School board to vote on building plan Monday
By Phyllis Moore
Published in News on August 2, 2007 1:46 PM
The Wayne County School's prioritized facilities plan is expected to be approved at Monday night's meeting of the Board of Education. It will then be up to the county commission to debate funding.
A board work session to list projects in order was held July 10. By combining several, the 17-item list was pared down to nine. The price tag on the facilities plan, however, remained the same -- $105 million.
The 90-minute meeting was very productive, said Sprunt Hill, special assistant to the superintendent for auxiliary services. Now it's just a matter of protocol.
"It will be presented Monday night for approval, which has to be done in public session," he explained. "Following that we will be waiting to hear from Lee Smith, county manager, and from county commissioners as to what they want to do next."
Consolidating the list of needs proved simple compared to what remains -- how to pay for them all, or any portion thereof.
For more than two years, the commission and school board have been at loggerheads over the burgeoning needs in schools around the county and how the tab will be paid.
The latest step, finalizing the priorities list, came at the behest of the commission.
There were few surprises when the facilities plan was revamped, as the bulk of projects have long been held up for debate. The only new wrinkle is that now several of the items are packaged together.
Brogden Primary remains in the top spot, with $4.4 million proposed to expand the cafetorium, replace doors, upgrade the student drop-off and handle upgrades to such areas as heating and electrical.

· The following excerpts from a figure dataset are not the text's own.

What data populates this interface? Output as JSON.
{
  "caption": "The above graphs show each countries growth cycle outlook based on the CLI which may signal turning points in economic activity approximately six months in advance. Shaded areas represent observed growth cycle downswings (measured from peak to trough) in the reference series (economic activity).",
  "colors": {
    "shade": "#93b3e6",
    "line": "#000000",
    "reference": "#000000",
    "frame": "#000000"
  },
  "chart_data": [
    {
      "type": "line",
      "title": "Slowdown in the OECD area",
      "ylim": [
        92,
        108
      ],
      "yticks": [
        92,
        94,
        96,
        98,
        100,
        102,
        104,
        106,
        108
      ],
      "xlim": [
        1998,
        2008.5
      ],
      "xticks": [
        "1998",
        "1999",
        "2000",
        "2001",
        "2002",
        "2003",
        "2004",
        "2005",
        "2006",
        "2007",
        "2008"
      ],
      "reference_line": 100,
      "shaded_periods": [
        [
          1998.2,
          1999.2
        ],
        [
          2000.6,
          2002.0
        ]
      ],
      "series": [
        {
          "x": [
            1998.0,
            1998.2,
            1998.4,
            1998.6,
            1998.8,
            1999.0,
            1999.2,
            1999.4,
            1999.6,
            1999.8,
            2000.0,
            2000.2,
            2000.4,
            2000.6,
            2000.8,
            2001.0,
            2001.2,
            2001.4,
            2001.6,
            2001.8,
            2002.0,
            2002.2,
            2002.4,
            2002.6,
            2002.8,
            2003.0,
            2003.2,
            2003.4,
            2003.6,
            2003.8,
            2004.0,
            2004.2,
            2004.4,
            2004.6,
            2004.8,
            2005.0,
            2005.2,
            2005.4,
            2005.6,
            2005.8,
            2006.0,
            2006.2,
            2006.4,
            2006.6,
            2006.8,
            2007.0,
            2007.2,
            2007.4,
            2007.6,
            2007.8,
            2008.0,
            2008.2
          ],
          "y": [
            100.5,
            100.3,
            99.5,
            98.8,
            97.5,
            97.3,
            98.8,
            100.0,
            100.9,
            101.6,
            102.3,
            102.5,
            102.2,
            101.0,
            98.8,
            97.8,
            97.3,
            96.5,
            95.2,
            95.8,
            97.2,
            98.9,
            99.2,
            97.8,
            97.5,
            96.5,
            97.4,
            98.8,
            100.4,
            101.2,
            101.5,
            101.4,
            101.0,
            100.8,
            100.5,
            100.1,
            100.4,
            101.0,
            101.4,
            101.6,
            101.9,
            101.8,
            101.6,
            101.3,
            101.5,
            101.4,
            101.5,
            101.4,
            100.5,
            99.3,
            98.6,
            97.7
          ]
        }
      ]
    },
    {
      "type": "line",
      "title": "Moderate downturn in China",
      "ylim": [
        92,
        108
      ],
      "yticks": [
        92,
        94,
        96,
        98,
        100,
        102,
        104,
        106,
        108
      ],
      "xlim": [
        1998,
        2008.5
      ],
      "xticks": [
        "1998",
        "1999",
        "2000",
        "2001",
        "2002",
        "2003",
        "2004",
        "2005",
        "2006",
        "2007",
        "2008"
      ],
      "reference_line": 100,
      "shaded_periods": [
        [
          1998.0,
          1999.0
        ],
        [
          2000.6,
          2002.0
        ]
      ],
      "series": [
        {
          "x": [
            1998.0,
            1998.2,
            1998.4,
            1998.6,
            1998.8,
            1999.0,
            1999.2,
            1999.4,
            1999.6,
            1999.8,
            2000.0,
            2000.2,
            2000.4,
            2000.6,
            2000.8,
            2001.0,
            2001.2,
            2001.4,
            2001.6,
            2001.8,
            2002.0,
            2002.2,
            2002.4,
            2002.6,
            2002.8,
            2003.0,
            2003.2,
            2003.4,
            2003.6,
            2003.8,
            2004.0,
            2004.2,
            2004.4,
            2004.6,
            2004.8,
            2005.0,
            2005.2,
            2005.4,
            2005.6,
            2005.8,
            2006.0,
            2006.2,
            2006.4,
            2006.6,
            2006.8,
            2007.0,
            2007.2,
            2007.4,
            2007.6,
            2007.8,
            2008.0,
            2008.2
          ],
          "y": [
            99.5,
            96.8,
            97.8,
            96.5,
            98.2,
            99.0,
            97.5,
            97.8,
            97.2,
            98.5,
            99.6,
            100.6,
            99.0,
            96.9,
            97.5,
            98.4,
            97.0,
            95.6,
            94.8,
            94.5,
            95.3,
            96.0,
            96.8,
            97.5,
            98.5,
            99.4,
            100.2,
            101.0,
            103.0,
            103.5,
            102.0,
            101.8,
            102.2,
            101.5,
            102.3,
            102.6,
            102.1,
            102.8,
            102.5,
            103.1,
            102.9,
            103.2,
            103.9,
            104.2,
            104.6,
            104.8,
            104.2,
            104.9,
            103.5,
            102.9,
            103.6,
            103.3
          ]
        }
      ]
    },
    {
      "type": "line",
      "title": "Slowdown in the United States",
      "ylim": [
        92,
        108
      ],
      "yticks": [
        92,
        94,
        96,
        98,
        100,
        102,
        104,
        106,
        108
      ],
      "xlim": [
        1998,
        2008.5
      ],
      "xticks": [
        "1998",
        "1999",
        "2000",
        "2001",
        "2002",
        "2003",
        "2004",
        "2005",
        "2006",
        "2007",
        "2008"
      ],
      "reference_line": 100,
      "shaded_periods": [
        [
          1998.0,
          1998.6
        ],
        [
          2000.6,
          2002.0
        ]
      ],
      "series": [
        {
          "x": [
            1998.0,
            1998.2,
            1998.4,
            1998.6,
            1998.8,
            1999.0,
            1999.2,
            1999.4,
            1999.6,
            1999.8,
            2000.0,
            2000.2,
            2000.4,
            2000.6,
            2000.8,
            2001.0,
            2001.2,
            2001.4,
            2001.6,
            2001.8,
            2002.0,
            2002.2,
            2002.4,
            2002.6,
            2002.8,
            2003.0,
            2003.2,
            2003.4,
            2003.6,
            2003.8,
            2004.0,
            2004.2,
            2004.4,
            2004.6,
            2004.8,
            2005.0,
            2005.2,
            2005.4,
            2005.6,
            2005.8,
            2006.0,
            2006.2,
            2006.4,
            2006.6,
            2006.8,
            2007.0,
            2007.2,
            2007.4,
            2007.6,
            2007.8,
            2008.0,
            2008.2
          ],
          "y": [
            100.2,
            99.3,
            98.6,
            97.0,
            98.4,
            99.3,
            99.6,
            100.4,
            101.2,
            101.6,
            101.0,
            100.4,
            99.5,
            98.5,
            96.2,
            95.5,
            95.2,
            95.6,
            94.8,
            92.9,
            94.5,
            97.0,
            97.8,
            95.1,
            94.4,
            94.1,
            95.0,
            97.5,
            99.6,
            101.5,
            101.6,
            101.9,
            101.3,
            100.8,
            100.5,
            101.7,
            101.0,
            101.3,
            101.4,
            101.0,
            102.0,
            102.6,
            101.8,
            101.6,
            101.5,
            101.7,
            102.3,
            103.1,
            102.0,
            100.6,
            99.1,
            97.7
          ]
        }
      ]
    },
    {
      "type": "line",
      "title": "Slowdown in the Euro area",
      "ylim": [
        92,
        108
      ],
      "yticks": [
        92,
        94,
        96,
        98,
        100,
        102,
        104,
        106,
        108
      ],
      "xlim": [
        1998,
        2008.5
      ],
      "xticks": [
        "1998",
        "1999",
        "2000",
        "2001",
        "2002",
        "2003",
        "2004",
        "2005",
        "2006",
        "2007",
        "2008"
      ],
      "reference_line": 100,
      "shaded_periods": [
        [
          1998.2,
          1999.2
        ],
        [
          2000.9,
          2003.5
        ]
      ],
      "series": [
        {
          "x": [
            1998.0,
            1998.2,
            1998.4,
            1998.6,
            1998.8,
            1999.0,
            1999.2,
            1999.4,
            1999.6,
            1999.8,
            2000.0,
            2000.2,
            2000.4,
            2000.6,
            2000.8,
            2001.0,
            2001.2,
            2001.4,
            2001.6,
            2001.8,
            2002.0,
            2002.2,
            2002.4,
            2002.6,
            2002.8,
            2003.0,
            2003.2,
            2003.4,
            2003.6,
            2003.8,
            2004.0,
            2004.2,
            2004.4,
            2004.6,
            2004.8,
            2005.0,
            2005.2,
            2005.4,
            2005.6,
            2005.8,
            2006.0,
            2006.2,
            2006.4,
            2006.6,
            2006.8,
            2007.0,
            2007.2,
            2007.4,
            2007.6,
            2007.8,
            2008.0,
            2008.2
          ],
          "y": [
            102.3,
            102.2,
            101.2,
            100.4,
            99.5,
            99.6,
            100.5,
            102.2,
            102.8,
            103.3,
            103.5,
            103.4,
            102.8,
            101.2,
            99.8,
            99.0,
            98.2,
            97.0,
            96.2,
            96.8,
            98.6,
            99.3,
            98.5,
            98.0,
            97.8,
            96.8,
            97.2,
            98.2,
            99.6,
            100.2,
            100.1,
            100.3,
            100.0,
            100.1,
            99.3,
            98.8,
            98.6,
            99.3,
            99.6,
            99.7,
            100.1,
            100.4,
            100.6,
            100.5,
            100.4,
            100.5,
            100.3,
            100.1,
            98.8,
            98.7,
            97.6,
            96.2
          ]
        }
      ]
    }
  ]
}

Norwayne and Eastern Wayne middle schools were second on the list, with $13.2 million earmarked for demolition and replacement with a two-story unit for classrooms, as well as air conditioning the gymnasiums and renovating cafeterias.
Third was Mount Olive Middle, $2.2 million expected to cover renovations to the cafeteria and and a smattering of maintenance projects.
Six schools in the central attendance area will divide $8.8 million, primarily covering renovations and upgrades.
Rounding out the top five, $3.8 million was designated for Spring Creek Elementary, providing new classrooms and maintenance projects.
The school system is also looking at phase two of its performance contract, which Hill explained as being separate from the facilities plan.
"We're looking at that to tie in to the projects of performance contracting -- such as replacing lights, upgrading boilers, transformers, which will help us in energy savings," he said. "It will run parallel with the facilities plan.
"That's separate as far as finances. We can do that with the Local Government Commission, take the savings from the retrofits to pay for it."
The expenses would not interfere with any possible bond money the district may get, Hill said.
"However, it is an update to our facilities plan," he noted.
School officials remain optimistic about the possibility of resolving some of the needs in the school system, Hill said.
"We're excited about the opportunity to open dialogue that we have had with the Board of Education and the county commissioners and we look forward to actually building new schools and retrofitting our older schools," he said.